T-Nutz don't do peachy smellin' poop spray, thank-you very much.  Jus' light a match.


----------



## pirate_girl




----------



## Trakternut

"Farmer matches" Strike anywhere.


----------



## Deadly Sushi

I post about the 10 best foods for the brain..... I get nothing.
Post about stinky crap...... 17 posts.


----------



## Trakternut

Well................. (shrugs)..........what can I tell you??


----------



## Erik

a nice, spicy thai curry can clear the building -- and it doesn't matter if you had it made with tofu or meat...  Spices generally do not digest, so whatever goes in comes out.............. in the end.......


----------



## The Tourist

This entire debate seems counter-productive to me.

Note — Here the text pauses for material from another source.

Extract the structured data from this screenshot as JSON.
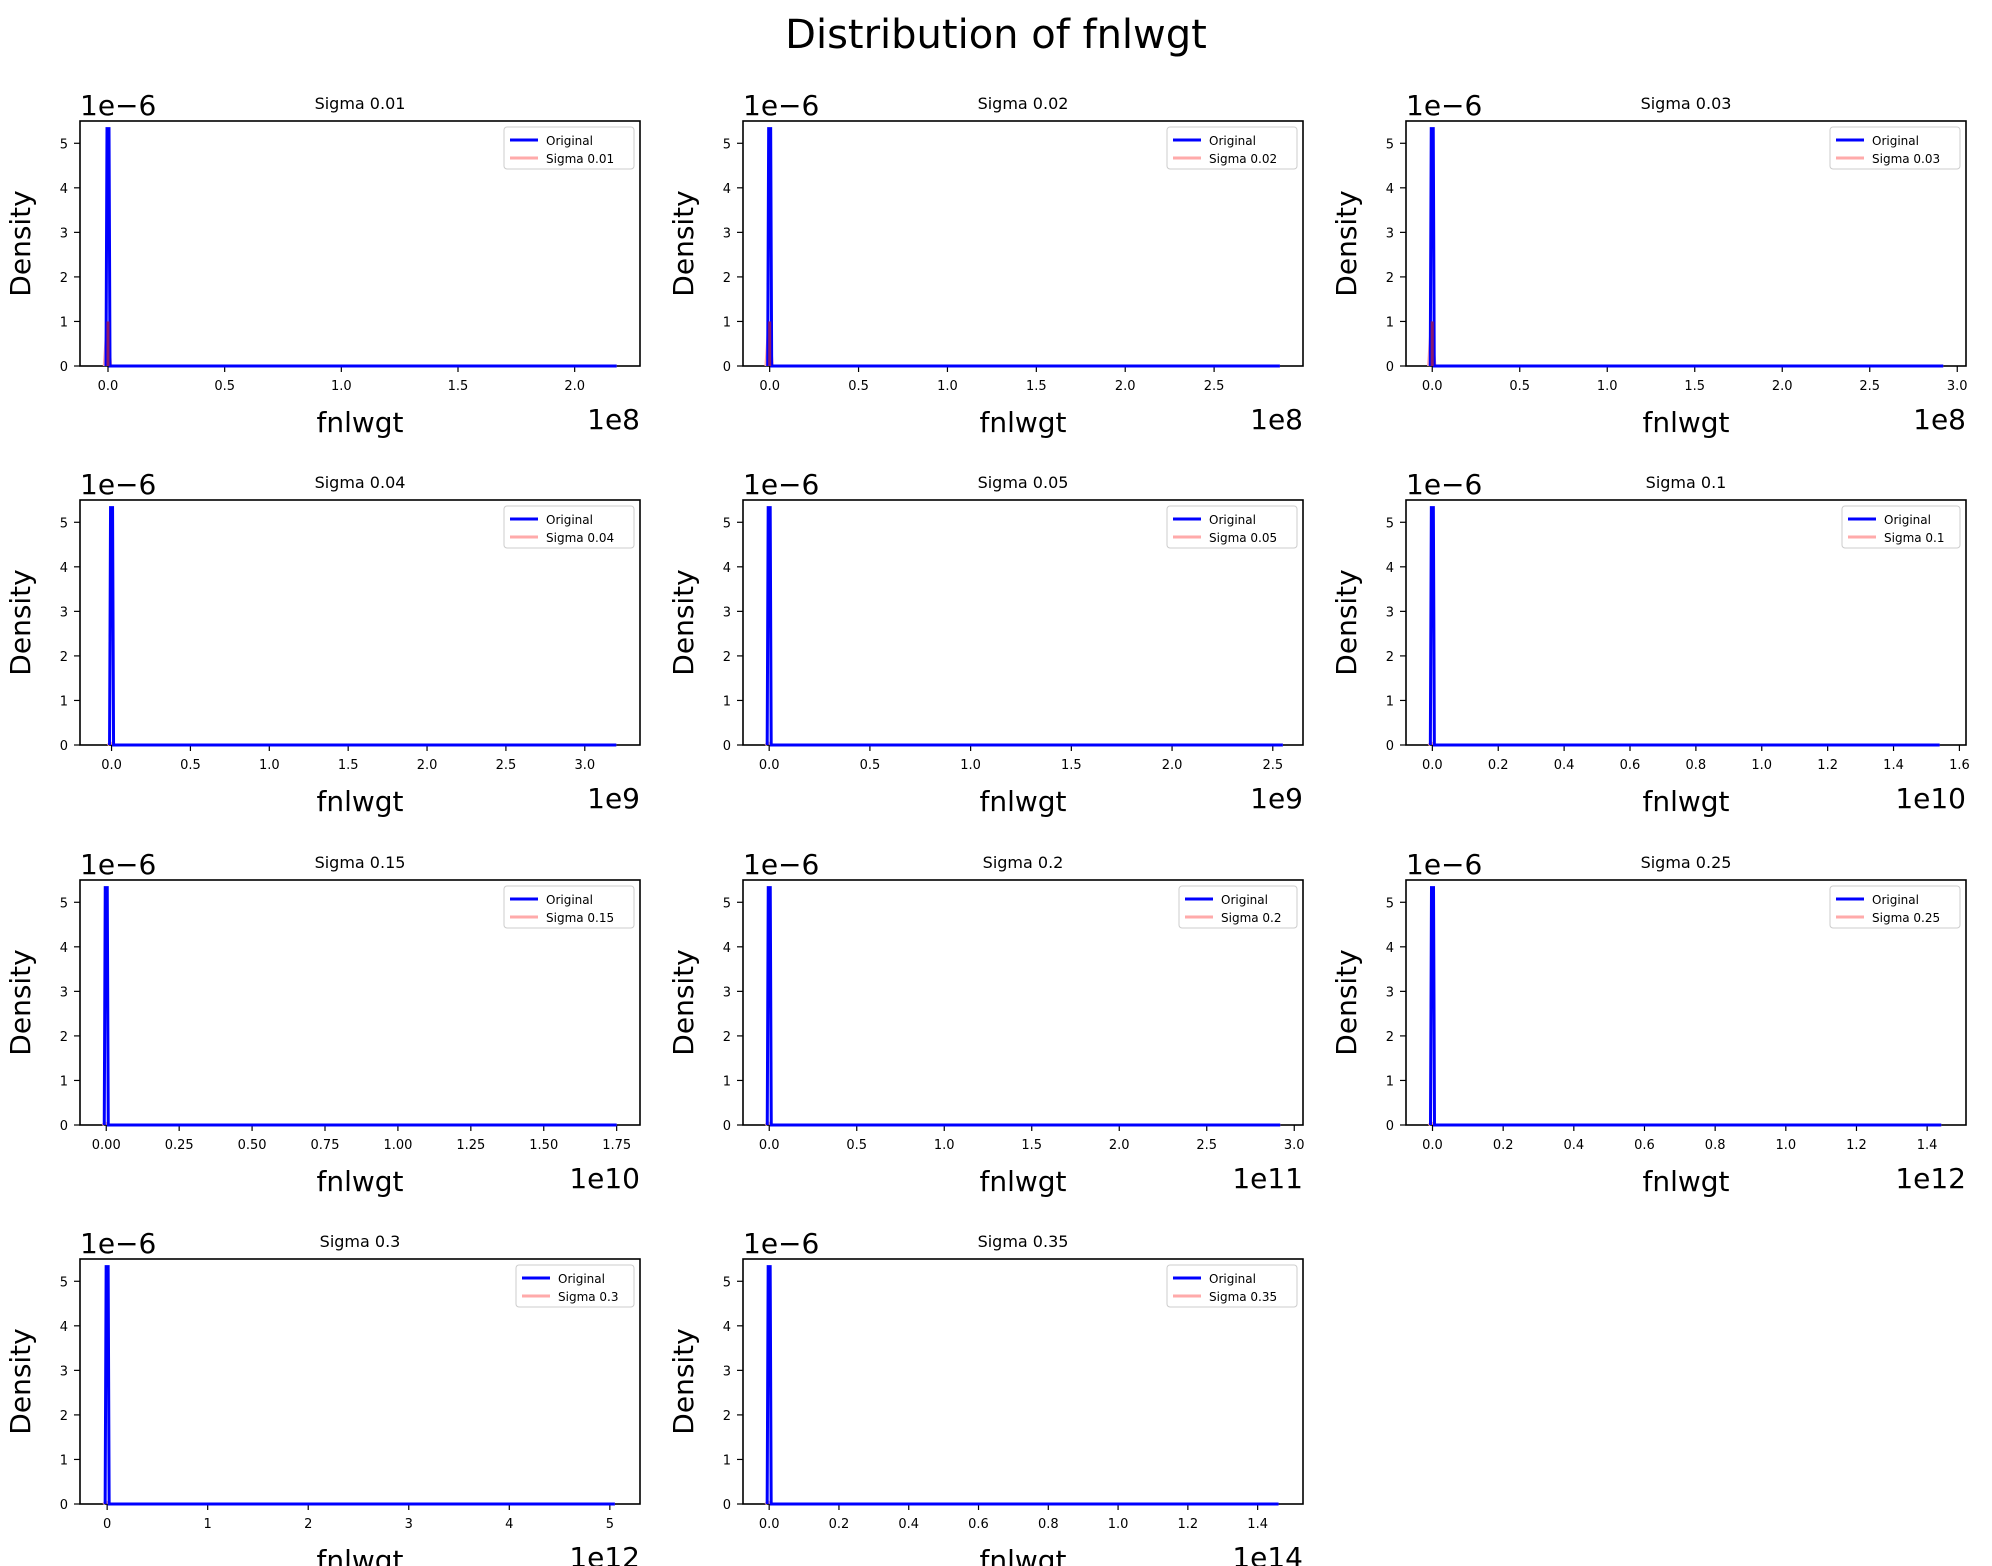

Shouldn't a really good dump purify the body, peel the wallpaper and impress your dog?


----------



## XeVfTEUtaAqJHTqq

What a shitty thread!


----------



## NorthernRedneck

Mine doesn't stink......


----------



## Trakternut

The Tourist said:


> Shouldn't a really good dump purify the body, peel the wallpaper and impress your dog?



That's what I was sayin' all along! 



groomerguyNWO said:


> Mine doesn't stink......



Maybe not, but, your farts say differently.


----------



## NorthernRedneck

Trakternut said:


> That's what I was sayin' all along!
> 
> 
> 
> Maybe not, but, your farts say differently.



What????????  They smell like a breath of fresh spring air!


----------



## The Tourist

groomerguyNWO said:


> Mine doesn't stink......


 
Yikes, you sound like an old joke.

A guy is with a girl, and he remarks, "Your breath is like an oriental breeze."

And she responds...


----------



## Erik

groomerguyNWO said:


> What????????  They smell like a breath of fresh spring air!


 
hmmm... so you're saying you live close to a feed lot?


----------